1.  Let yourself feel satisfaction from your meals. Don?t fight it. Some are scared to feel full and satisfied – but this is the solution to food issues.

2.  Base decisions on what, when and how much to eat on how you feel RIGHT NOW not on what you ate yesterday or what you are eating later. Do the same when later comes.

3.  Being aware of how you are sensing your food (appearance, taste, smell, touch, sound) will be a great replacement for any past judgments you may have about it. If you notice your mind wandering to judgement or anxiety about the food, gently bring your mind back to your senses.

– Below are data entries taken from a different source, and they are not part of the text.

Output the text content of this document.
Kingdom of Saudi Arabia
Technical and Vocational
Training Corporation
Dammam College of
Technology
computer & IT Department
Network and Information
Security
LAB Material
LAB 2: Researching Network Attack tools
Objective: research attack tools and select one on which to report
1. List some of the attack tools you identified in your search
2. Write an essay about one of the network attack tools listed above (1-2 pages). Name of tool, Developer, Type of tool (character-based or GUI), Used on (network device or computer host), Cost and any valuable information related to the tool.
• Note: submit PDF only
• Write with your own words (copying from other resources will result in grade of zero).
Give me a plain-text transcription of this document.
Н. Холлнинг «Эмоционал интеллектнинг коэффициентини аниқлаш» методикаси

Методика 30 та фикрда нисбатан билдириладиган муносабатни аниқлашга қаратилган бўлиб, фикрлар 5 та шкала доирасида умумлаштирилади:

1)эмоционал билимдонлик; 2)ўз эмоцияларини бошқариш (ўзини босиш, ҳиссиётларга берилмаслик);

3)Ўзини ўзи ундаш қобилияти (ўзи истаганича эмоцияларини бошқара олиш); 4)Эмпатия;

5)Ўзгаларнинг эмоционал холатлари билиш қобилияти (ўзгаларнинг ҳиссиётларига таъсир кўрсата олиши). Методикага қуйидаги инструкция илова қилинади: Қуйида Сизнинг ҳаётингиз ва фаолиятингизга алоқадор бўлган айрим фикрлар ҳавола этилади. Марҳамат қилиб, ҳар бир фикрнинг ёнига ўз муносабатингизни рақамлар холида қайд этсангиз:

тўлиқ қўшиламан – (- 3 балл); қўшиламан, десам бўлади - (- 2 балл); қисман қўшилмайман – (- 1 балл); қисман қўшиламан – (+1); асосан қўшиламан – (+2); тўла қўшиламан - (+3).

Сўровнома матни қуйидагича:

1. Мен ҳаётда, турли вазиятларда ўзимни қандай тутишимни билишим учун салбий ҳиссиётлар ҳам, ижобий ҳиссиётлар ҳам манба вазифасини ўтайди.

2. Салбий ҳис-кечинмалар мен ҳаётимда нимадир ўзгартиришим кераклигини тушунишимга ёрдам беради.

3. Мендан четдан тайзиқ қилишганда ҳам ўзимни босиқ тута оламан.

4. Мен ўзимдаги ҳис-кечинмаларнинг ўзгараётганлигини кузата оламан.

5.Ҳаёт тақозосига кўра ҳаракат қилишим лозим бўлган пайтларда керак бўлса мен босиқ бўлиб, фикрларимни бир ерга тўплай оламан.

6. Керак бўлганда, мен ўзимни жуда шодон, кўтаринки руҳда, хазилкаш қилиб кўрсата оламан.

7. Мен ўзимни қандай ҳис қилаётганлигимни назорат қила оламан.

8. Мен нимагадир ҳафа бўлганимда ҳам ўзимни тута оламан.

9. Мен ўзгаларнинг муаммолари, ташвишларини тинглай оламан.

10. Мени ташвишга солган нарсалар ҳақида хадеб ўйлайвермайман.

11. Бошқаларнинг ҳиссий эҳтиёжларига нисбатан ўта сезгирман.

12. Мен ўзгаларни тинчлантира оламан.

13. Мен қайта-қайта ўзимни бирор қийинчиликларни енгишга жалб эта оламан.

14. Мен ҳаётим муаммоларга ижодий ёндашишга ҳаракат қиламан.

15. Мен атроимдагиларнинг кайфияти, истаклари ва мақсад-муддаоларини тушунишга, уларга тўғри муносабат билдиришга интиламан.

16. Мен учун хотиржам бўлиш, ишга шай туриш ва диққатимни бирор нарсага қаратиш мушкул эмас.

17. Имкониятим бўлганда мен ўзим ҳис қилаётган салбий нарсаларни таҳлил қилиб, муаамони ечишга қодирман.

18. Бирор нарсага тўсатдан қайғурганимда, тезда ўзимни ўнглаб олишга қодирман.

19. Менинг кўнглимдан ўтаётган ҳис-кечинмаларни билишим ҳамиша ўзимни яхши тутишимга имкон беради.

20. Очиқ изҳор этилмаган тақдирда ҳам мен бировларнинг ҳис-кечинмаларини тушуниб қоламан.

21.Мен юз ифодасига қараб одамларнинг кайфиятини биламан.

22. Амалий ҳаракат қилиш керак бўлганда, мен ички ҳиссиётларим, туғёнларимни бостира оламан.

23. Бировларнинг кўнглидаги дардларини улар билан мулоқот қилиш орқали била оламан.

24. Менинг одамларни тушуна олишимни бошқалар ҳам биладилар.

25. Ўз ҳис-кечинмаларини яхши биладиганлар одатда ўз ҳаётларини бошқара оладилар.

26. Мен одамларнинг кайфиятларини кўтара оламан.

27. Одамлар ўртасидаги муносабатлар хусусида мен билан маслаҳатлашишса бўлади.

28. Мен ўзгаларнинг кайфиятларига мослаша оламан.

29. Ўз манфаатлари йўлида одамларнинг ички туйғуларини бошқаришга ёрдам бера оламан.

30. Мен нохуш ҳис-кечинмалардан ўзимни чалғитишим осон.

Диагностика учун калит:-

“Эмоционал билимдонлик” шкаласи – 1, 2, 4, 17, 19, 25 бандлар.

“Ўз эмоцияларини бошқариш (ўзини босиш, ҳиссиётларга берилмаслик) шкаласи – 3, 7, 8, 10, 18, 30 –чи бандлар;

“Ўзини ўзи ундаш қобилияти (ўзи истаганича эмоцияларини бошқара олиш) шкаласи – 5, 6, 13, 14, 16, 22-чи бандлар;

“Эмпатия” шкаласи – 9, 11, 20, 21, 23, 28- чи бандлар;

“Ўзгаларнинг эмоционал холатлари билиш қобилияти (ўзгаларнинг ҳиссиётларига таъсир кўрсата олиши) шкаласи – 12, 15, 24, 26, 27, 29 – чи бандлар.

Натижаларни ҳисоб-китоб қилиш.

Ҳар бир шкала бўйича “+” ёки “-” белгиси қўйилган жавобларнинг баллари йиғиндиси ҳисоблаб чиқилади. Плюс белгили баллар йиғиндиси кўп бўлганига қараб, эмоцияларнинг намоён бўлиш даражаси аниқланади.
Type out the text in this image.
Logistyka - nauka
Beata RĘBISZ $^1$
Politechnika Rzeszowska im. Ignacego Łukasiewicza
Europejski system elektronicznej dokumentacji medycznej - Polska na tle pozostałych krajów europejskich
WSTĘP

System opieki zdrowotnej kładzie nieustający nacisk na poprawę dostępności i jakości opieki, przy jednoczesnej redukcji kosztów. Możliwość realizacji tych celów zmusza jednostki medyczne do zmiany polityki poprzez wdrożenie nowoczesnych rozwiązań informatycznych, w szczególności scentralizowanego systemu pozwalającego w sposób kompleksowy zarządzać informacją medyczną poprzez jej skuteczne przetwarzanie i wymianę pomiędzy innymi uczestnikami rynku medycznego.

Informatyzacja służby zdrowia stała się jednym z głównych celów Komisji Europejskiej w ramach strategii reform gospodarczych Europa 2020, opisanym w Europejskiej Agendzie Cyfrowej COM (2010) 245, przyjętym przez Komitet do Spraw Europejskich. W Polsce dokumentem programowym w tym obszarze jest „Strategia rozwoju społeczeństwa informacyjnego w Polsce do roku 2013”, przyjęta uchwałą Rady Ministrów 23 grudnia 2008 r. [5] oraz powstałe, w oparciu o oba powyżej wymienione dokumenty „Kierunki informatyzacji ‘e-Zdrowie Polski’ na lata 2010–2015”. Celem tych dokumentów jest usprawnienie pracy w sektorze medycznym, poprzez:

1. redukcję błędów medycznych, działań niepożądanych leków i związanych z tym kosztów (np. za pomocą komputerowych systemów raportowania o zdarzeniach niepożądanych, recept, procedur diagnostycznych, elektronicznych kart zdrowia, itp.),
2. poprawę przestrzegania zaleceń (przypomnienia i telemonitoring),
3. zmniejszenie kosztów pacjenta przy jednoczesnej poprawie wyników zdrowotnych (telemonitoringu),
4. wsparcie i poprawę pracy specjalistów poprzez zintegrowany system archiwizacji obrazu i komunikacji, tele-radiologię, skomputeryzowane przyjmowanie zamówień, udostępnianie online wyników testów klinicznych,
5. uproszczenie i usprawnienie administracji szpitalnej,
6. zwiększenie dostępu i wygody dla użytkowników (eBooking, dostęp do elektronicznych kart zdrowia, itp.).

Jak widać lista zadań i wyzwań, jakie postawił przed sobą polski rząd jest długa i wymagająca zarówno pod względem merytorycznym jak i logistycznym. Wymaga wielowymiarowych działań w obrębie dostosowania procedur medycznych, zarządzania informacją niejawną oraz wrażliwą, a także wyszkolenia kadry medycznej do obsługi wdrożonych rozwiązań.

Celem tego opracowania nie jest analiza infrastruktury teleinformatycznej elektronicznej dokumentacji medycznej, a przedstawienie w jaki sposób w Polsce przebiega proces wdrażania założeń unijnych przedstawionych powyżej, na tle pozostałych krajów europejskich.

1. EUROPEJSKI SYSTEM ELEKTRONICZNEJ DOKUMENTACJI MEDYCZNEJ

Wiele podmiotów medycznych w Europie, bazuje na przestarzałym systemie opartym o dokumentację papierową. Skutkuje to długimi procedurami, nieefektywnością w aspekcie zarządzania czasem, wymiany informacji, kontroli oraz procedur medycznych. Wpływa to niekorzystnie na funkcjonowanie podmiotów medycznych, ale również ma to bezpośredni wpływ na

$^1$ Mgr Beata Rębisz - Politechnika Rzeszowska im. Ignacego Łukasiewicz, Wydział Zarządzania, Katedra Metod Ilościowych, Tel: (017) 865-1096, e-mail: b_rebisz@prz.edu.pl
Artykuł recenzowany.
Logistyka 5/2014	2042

4.  When you are not eating, allow your mind to focus on what you are doing rather than ruminating over what you ate or are going to eat. This is only possible when you leave the table satisfied, otherwise it?s easy to remain preoccupied with food. If you find yourself feeling anxious and guilty or shameful about food choices, gently bring your mind to your current situation.

5.  Aim to eat in a relaxed environment free from distractions.

This level of consciousness could feel hyperaware, and it will if eating has been mindless in the past. But remember – being conscious, mindful and aware has the potential to add richness to your experiences. Being disinterested, apathetic, preoccupied or obsessed will exhaust you.

Will you join me in eating mindfully?